Bryan Agnello gave up driving an automobile two years ago, but in 2020, he found himself detailing to the police his involvement in a rear-end collision. Agnello was reportedly riding his bicycle in Rochester, New York, on a rainy January evening when he was struck by a trailing motorist, according to CITY Newspaper. Agnello walked away from the accident without any major injuries and had moved on before the driver re-entered his life with a $700 lawsuit.
Twenty-two-year-old Jovonte Cook, who allegedly hit Agnello that night, submitted a $700 claim to the Rochester City Court against Agnello for the damages done to the vehicle. In the claim, Cook made claims drastically different to those written on the police report seemingly to glean support in his favor.

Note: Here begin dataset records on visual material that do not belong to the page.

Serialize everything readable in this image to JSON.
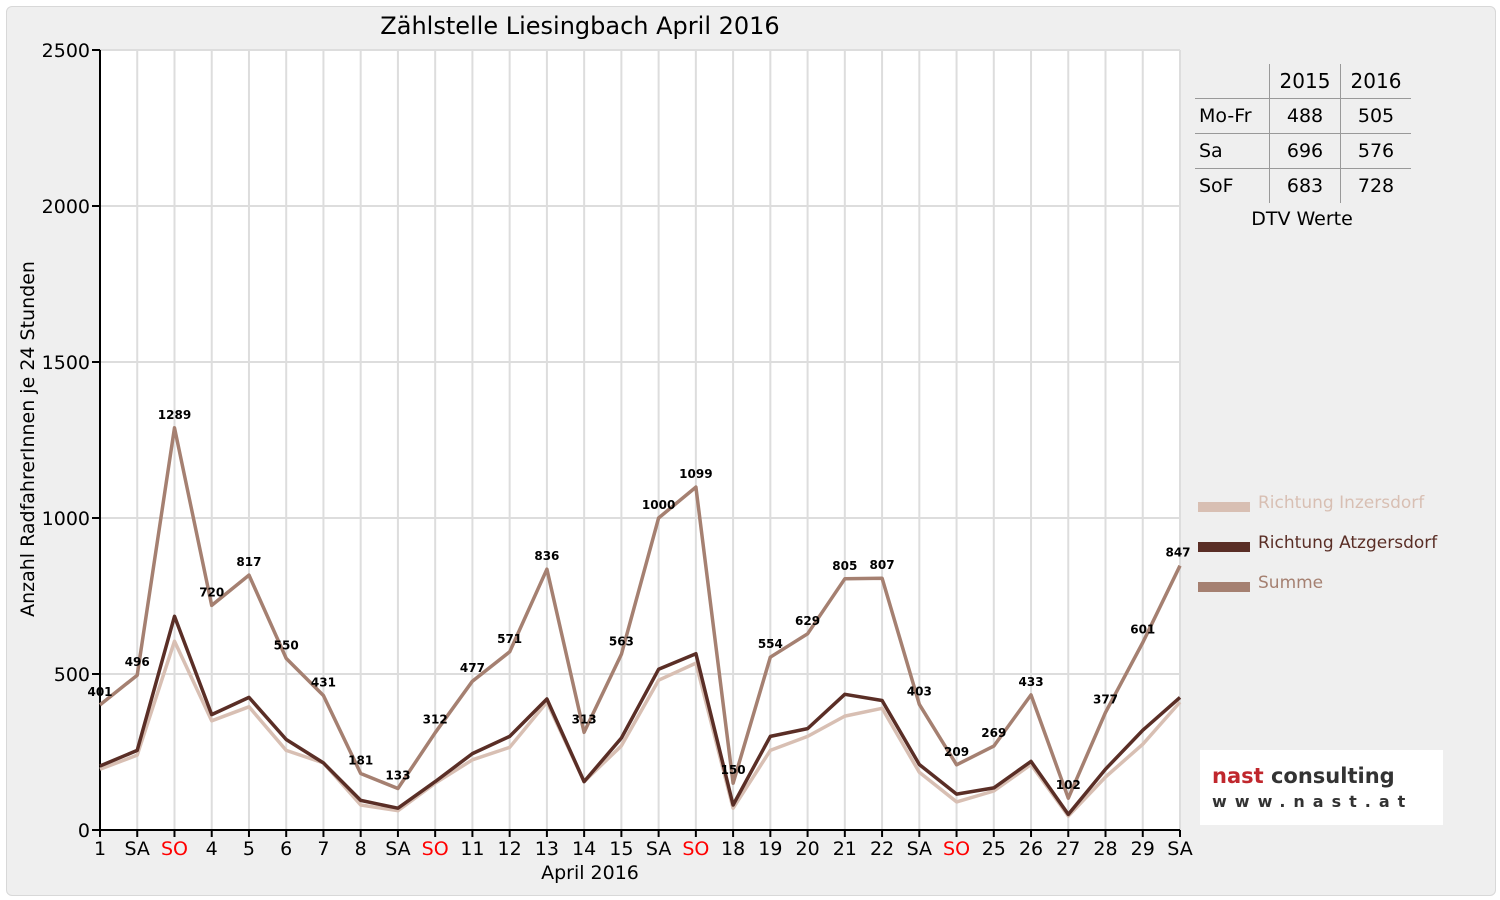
{
  "chart_data": {
    "type": "line",
    "title": "Zählstelle Liesingbach April 2016",
    "xlabel": "April 2016",
    "ylabel": "Anzahl RadfahrerInnen je 24 Stunden",
    "ylim": [
      0,
      2500
    ],
    "yticks": [
      0,
      500,
      1000,
      1500,
      2000,
      2500
    ],
    "categories": [
      "1",
      "SA",
      "SO",
      "4",
      "5",
      "6",
      "7",
      "8",
      "SA",
      "SO",
      "11",
      "12",
      "13",
      "14",
      "15",
      "SA",
      "SO",
      "18",
      "19",
      "20",
      "21",
      "22",
      "SA",
      "SO",
      "25",
      "26",
      "27",
      "28",
      "29",
      "SA"
    ],
    "sunday_label_color": "#ff0000",
    "grid": true,
    "legend_position": "right",
    "series": [
      {
        "name": "Richtung Inzersdorf",
        "color": "#d8bfb3",
        "values": [
          195,
          240,
          605,
          350,
          395,
          255,
          215,
          80,
          62,
          150,
          225,
          265,
          410,
          155,
          270,
          480,
          535,
          70,
          255,
          300,
          365,
          390,
          185,
          90,
          125,
          210,
          45,
          170,
          275,
          410
        ]
      },
      {
        "name": "Richtung Atzgersdorf",
        "color": "#5a2e26",
        "values": [
          205,
          255,
          685,
          370,
          425,
          290,
          215,
          95,
          70,
          155,
          245,
          300,
          420,
          155,
          295,
          515,
          565,
          80,
          300,
          325,
          435,
          415,
          210,
          115,
          135,
          220,
          50,
          195,
          320,
          425
        ]
      },
      {
        "name": "Summe",
        "color": "#a58071",
        "labeled": true,
        "values": [
          401,
          496,
          1289,
          720,
          817,
          550,
          431,
          181,
          133,
          312,
          477,
          571,
          836,
          313,
          563,
          1000,
          1099,
          150,
          554,
          629,
          805,
          807,
          403,
          209,
          269,
          433,
          102,
          377,
          601,
          847
        ]
      }
    ]
  },
  "dtv_table": {
    "headers": [
      "",
      "2015",
      "2016"
    ],
    "rows": [
      {
        "label": "Mo-Fr",
        "v2015": "488",
        "v2016": "505"
      },
      {
        "label": "Sa",
        "v2015": "696",
        "v2016": "576"
      },
      {
        "label": "SoF",
        "v2015": "683",
        "v2016": "728"
      }
    ],
    "caption": "DTV Werte"
  },
  "logo": {
    "name_part1": "nast",
    "name_part2": " consulting",
    "url": "www.nast.at",
    "color1": "#c0272d",
    "color2": "#333333"
  }
}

Agnello says he was riding a custom Pake touring bike, which had a blinking red light and reflective pieces attached to it. Agnello was also wearing a reflective rain suit and a helmet for additional protection. None of that stopped Cook from allegedly running into the bike while Agnello was trying to make a left-hand turn. According to the police report, the front left corner of Cook's 2012 Ford Fusion clipped Agnello, who took a knock to the dome before ending up on the hood of the car. No citation or charge was issued.
Cook paints the incident very differently. In the claim, Cook says Agnello was riding his bicycle about 60 mph on Interstate 490 (he is said to have later claimed 80 mph in a conversation with a reporter) and said he did not see Agnello due to the weather. This recollection was automatically dubious due to the fact that 99.9999999% of humans are nowhere near capable of pedaling a bicycle up to 60 mph, and if a crash were to occur at those speeds, the cyclist would likely still be in the hospital or worse.
“This is just another one of those situations where I just feel like people in this country look at bicycles as second-class forms of transportation, and that is sad,” Agnello said. “It is really, really sad. It shouldn’t be that way. There needs to be education from the driver’s ed stage all the way through the license acquiring stage.”